I've already a bunch of ideas where they could be used... partially from exploring *now that I have 'em* but also from numerous previous designs where I thought "yahknow what'd be nice..."

Here's a quick idea: You've got a bus with a parallel FLASH chip, and a parallel SRAM, they both share the same I/Os for data, on the AVR... (Bidirectional). Now, say they're both a little slow, so enabling/disabling the output on one may take several AVR clock-cycles. Throw a bus-switch between each and the bus, and you can set-up a read from the flash, and while waiting for it to retrieve the data, also do a write to the SRAM...

It's just one idea. These things are, allegely, SO fast they could be used in all sortsa switching-environments nearly completely invisible to the peripherals... I dunno, maybe use that SPI port to read/write to an SD-card, and switch the bus over to something entirely different...

Or, in the case of this "logic analyzer": use them to switch the sample/repeat mode, or who knows. It's not perfect for this system, as-designed, but I likely would've designed it differently if I'da known I had these. (Though, I was originally trying to keep it as simple as possible, with as little external logic as possible, so who knows). Either way, they definitely are going in the Useful Tools category.
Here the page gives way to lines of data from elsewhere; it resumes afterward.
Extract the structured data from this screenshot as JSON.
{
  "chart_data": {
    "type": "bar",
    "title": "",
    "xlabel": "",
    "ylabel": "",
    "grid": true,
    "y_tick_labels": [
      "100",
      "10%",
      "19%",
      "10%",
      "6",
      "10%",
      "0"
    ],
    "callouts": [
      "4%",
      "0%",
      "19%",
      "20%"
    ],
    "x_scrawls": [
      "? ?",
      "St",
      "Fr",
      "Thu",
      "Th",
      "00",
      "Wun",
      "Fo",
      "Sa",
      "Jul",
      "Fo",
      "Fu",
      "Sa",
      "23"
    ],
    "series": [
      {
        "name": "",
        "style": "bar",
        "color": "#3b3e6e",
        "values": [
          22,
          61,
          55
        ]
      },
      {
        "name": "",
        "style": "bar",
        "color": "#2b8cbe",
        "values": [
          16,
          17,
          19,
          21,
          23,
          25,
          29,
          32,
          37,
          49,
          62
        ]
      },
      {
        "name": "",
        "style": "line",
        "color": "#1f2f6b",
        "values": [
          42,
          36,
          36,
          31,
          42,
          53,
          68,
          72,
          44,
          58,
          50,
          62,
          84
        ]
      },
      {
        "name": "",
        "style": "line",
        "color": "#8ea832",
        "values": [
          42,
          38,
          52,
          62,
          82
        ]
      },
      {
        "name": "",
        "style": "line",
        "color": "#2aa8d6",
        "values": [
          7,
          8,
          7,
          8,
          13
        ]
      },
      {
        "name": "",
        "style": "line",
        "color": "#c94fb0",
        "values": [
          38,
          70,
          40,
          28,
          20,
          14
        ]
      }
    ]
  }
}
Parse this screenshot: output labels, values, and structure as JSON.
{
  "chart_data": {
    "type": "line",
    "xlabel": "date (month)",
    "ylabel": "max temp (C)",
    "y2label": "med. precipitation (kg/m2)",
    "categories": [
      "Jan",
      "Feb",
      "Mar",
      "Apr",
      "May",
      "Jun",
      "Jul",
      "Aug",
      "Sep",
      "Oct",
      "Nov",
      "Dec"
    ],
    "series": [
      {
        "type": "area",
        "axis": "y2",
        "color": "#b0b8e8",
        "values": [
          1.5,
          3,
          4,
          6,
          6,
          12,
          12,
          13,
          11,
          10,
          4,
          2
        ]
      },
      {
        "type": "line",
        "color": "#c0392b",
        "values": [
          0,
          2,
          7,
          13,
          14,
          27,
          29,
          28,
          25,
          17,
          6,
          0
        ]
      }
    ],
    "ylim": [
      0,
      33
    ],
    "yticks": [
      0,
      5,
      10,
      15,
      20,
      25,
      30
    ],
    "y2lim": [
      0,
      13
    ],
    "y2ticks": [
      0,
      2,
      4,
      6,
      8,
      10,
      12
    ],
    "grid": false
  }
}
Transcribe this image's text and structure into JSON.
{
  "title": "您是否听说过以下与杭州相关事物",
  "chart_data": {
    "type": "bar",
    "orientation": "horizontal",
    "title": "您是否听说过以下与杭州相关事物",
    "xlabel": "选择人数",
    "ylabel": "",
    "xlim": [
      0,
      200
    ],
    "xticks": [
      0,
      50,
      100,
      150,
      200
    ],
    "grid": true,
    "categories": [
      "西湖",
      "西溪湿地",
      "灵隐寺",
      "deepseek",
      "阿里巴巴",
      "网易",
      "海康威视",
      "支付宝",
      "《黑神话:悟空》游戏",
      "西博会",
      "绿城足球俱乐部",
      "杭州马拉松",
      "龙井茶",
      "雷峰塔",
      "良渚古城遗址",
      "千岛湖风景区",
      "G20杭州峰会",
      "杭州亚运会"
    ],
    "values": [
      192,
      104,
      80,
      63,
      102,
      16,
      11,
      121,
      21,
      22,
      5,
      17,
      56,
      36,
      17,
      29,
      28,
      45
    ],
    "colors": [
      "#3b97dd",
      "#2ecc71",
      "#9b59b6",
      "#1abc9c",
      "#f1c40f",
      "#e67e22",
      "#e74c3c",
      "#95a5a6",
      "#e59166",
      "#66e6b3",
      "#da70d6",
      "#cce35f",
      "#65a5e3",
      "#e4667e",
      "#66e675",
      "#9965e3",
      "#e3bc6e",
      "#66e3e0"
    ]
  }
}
And, despite their tiny-spacing, I've managed to figure out a way to put 'em on bigger-spacing breakout-boards without much difficulty (sacrificing 4 switches in the process, but not bad considering they have 10).

So, there's that.

Other useful things I've found in large-quantities on old dead laptop-motherboards: high-current P-Channel MOSFETs, which are excellent for power-switching. And despite their SMD footprint, because they share so many pins for the same purpose they're pretty easy to use on regular breadboards, or even just attach some big-ol' wires, and heatshrink for prototyping...

As far as the project goes... I've done write/read, and have gotten some weird results. Thus soldered-up these 74HC's to replace the 74S's. We'll see where this goes.

I might as well rename this project from "mishmash" to "sdramThing3.5", since the original mishmash of project-ideas has been put on hold for so long... Ah well.